Logstash Parsing Help

MultiplierMultiplier · November 16, 2017, 4:54pm

I am trying to parse NASA IIS logs. I get the error below:

[2017-11-16T16:48:48,905][INFO ][logstash.modules.scaffold] Initializing module {:module_name=>"netflow", :directory=>"/usr/share/logstash/modules/netflow/configuration"}
[2017-11-16T16:48:48,912][INFO ][logstash.modules.scaffold] Initializing module {:module_name=>"fb_apache", :directory=>"/usr/share/logstash/modules/fb_apache/configuration"}
[2017-11-16T16:48:49,189][ERROR][logstash.agent           ] Cannot create pipeline {:reason=>"Expected one of #, => at line 55, column 17 (byte 1278) after filter {\n\tif [type] == \"iis\"{\n\n\t\tgrok {\n\t\t\tmatch => { \"message\" => \"^%{DATA:Host}\\s%{DATA:FIELD1}\\s%{DATA:FIELD2}\\s\\[%{DATA:TimeStamp}*\\]\\s\\\"%{WORD:Method}\\s%{DATA:Query}\\s%{DATA:HTTPVersion}\\\"\\s%{BASE10NUM:HTTPReply}\\s%{NUMBER:Bytes}?$\"\n\t\t}\n\t}\n}\n\noutput {\n  elasticsearch "}

Here is my grok filter:

filter {
	if [type] == "iis"{

		grok {
			match => { "message" => "^%{DATA:Host}\s%{DATA:FIELD1}\s%{DATA:FIELD2}\s\[%{DATA:TimeStamp}*\]\s\"%{WORD:Method}\s%{DATA:Query}\s%{DATA:HTTPVersion}\"\s%{BASE10NUM:HTTPReply}\s%{NUMBER:Bytes}?$"
		}
	}
}

My issue just seems to be incorrect syntax, however I am quite new to logstash so can't see where I am going wrong.

Thanks in advance

G

magnusbaeck · November 16, 2017, 5:02pm

I don't think the escapes of the double quotes are handled well. Remove the backslashes and make the whole grok expression single-quoted instead.
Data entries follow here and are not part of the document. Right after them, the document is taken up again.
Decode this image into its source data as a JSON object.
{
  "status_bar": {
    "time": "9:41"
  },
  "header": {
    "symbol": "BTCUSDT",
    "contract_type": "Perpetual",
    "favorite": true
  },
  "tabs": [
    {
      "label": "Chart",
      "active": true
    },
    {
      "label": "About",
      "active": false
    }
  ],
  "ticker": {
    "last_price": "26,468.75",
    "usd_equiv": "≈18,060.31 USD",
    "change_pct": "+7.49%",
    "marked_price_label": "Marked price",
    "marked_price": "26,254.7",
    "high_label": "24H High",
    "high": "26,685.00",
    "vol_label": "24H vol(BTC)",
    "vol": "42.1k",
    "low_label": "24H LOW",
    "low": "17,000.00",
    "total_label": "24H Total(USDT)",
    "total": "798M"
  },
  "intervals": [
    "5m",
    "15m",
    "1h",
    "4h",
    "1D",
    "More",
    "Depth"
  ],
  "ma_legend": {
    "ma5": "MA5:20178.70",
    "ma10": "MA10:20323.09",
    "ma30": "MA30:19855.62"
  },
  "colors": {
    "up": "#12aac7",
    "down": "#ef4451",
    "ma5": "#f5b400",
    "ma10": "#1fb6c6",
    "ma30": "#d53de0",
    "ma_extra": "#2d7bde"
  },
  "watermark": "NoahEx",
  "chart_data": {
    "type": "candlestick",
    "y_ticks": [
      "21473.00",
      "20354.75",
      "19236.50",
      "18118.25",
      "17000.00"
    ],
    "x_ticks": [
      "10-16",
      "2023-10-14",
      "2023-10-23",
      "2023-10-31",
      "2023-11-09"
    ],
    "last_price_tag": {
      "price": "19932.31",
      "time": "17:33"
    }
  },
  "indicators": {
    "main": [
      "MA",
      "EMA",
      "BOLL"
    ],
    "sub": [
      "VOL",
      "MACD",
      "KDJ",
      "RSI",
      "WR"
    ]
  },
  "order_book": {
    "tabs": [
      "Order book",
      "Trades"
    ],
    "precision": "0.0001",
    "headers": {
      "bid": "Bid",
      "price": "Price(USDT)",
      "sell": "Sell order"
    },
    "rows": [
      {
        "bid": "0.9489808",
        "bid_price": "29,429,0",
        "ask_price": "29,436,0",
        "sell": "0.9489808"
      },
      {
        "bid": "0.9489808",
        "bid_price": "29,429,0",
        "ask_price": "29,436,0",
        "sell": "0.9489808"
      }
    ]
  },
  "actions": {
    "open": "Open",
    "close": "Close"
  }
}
Also, you really really don't want to overuse DATA patterns like that. You can get incorrect matches and really poor performance. In most cases you'll be able to use the far more efficient NOTSPACE instead.

MultiplierMultiplier · November 16, 2017, 5:09pm

Hi, I completely forgot to include an example of a message I am trying to parse. Please see below:

burger.letters.com - - [01/Jul/1995:00:00:12 -0400] "GET /images/NASA-logosmall.gif HTTP/1.0" 304 0

So I would need to escape all of the quotes referenced inside the grok pattern?

Is this how you would implement the NOTSPACE grok:
^%{NOTSPACE:Host}\s%{NOTSPACE:FIELD1}\s%{NOTSPACE:FIELD2}\s\[%{NOTSPACE:TimeStamp}*\]\s\"%{WORD:Method}\s%{NOTSPACE:Query}\s%{NOTSPACE:HTTPVersion}\"\s%{BASE10NUM:HTTPReply}\s%{NUMBER:Bytes}?$

Cheers,

G

magnusbaeck · November 16, 2017, 5:19pm

So I would need to escape all of the quotes referenced inside the grok pattern?

No, don't escape them. Remove the escaping backslashes and make the string single-quoted.

Is this how you would implement the NOTSPACE grok:

Yes, that looks reasonable.

system · December 14, 2017, 5:19pm

This topic was automatically closed 28 days after the last reply. New replies are no longer allowed.